Latino with Missing Leg Sues New York Church for Crucifix Mishap

David Jimenez has filed a negligence lawsuit against the church for the massive injury.

David Jimenez has filed a negligence lawsuit against the church for the massive injury.  (The Kitson Law Firm)

A man whose leg had to be amputated after a 600-pound crucifix fell on him is suing a New York church for $3 million.

Attorney Kevin Kitson of White Plains announced that the case of his client, David Jimenez, is scheduled for trial in January 2013 in an Orange County court.

According to Kitson, the 45-year-old prayed to the crucifix outside St. Patrick’s Church in Newburgh after his wife, Delia, the mother of his three children, was diagnosed with ovarian cancer. When she recovered, Jimenez expressed his devotion to his Catholic faith by volunteering to clean the cross as a means of giving thanks. 

However in May 2010, as Jimenez was scrubbing the heavy marble, the crucifix dislodged from the base, throwing him down onto the parking lot. The crucifix fell on top of him, crushing his right leg. 

After Jimenez was rushed to Westchester Medical Center by helicopter, doctors realized his injury was too severe to save his leg. It had to be amputated below the knee.

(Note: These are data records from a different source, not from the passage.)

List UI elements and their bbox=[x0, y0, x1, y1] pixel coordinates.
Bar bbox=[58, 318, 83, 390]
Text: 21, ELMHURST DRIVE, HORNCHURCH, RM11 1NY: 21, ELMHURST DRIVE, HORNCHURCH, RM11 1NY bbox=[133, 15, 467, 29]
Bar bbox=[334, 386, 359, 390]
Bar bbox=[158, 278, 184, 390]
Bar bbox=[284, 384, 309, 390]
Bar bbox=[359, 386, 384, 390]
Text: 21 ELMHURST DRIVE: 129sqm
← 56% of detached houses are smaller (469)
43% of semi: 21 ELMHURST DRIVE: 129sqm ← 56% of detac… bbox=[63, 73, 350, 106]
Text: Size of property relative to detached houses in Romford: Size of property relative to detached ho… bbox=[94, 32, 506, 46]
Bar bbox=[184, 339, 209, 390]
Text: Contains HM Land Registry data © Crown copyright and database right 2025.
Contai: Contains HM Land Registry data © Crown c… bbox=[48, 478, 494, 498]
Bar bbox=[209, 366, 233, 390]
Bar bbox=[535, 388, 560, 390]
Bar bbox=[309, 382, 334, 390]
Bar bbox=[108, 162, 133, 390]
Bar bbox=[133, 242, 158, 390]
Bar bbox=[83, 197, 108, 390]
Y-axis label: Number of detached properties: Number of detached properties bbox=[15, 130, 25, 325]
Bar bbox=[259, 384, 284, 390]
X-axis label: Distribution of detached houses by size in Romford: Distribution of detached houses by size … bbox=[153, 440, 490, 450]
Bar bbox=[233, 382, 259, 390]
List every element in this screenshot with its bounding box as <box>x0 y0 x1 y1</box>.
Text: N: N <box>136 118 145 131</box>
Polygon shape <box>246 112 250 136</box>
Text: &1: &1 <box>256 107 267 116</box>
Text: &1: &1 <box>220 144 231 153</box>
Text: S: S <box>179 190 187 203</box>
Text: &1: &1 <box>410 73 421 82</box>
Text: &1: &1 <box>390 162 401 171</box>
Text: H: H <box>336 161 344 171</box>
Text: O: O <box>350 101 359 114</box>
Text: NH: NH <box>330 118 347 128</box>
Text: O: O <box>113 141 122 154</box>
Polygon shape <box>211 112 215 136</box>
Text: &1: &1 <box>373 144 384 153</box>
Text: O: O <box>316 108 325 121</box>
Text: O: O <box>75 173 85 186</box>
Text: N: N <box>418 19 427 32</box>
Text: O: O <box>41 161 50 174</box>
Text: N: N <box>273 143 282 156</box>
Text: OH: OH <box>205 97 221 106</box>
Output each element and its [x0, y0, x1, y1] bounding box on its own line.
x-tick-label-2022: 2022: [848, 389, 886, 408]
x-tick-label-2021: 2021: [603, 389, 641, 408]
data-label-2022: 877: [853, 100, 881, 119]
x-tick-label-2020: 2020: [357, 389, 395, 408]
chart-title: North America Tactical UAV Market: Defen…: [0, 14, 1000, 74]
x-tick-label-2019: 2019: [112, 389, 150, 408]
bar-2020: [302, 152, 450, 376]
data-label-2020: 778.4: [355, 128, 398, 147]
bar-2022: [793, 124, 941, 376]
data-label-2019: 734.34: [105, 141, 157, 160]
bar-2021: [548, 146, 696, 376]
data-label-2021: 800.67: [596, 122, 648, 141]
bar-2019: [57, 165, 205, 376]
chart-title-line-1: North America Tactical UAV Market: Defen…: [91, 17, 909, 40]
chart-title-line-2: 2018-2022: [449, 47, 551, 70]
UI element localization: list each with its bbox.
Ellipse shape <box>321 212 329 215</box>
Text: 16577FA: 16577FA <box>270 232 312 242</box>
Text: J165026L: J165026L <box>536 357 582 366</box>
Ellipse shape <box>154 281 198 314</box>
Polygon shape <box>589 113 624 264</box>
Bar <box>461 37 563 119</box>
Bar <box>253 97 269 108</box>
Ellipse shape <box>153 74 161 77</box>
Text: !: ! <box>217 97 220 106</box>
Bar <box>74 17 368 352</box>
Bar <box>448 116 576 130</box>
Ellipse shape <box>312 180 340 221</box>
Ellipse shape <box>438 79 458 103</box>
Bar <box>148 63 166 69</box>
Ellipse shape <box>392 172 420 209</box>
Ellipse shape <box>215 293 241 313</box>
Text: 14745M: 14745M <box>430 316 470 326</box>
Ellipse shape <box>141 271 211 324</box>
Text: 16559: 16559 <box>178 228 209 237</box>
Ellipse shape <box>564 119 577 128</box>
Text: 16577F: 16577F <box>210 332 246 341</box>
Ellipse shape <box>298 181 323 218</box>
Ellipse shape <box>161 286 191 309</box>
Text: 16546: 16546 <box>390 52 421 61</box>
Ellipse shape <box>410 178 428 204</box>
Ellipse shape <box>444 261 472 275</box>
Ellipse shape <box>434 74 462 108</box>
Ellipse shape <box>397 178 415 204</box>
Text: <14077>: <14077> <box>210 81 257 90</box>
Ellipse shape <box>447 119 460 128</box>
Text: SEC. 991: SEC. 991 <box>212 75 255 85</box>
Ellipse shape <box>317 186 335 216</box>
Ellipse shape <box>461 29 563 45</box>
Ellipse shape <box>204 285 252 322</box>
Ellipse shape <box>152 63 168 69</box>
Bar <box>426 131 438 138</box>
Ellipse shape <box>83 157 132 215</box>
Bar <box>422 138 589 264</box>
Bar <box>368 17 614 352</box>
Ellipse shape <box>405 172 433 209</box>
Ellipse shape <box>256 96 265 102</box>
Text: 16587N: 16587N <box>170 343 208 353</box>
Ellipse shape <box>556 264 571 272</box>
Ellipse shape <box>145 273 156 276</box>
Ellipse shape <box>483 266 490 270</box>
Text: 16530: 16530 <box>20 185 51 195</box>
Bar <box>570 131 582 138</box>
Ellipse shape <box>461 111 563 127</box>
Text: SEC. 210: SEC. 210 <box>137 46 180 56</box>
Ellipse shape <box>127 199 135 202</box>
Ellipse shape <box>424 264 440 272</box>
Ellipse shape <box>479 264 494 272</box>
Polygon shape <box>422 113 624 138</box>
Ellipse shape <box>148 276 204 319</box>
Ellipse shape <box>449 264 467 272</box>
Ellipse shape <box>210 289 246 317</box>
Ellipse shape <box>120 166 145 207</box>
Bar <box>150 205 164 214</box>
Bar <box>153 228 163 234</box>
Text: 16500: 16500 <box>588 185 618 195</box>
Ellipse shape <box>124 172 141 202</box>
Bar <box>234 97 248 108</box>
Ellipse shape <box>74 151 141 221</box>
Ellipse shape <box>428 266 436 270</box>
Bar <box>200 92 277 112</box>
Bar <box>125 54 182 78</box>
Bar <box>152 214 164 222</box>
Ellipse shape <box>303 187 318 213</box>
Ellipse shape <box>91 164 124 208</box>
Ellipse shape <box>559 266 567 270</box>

The Mid-Hudson News Network, a newspaper in the region, said Jimenez is unable to work and has filed a negligence lawsuit against the church.

“This is just strictly a priest who didn’t know the fact that this cross was in a defective condition, but not checking up on it or determining how safe it was for this to be done, unfortunately negligently telling someone to go forward with an action and causing this accident,” said Kitson to the publication.

The church told CBS New York that the congregation collected food, as well as $7,000 in cash donations for Jimenez. However, Kitson said the insurance company for the diocese has made collecting additional funds difficult.

Fernando A. Hernandez, pastor of the parish, insists that Jimenez comes from a “really good family.”

“The tragedy hit home for us,” explains Hernandez. “We never hid this from the people. I had to let the church know of the situation. We went to visit David, who is of Mexican descent. I got the OK to help raise a little more than $7,000. That doesn’t even come close, but we wanted to do something because David is a provider to his family. We collected things and tried to help as much as we could. This particularly impacted us because our community is mixed. We visited his home and one of the registered nurses from our parish would stop by and make sure his amputation was always clean.”

Hernandez, who could not comment specifically on the lawsuit because of the upcoming case, did state the church continues to welcome Jimenez’s family. Not only does Jimenez’s older daughter, Erica, work part-time at the church, he notes, but her younger brother, who witnessed the father’s accident, helps his sister. Hernandez said they do not bring up the issue to the children out of respect.

“It’s very unfortunate this took place,” says Hernandez.

The Associated Press is reporting that the church is claiming they are not liable for the accident. The case will go to trial in the coming weeks.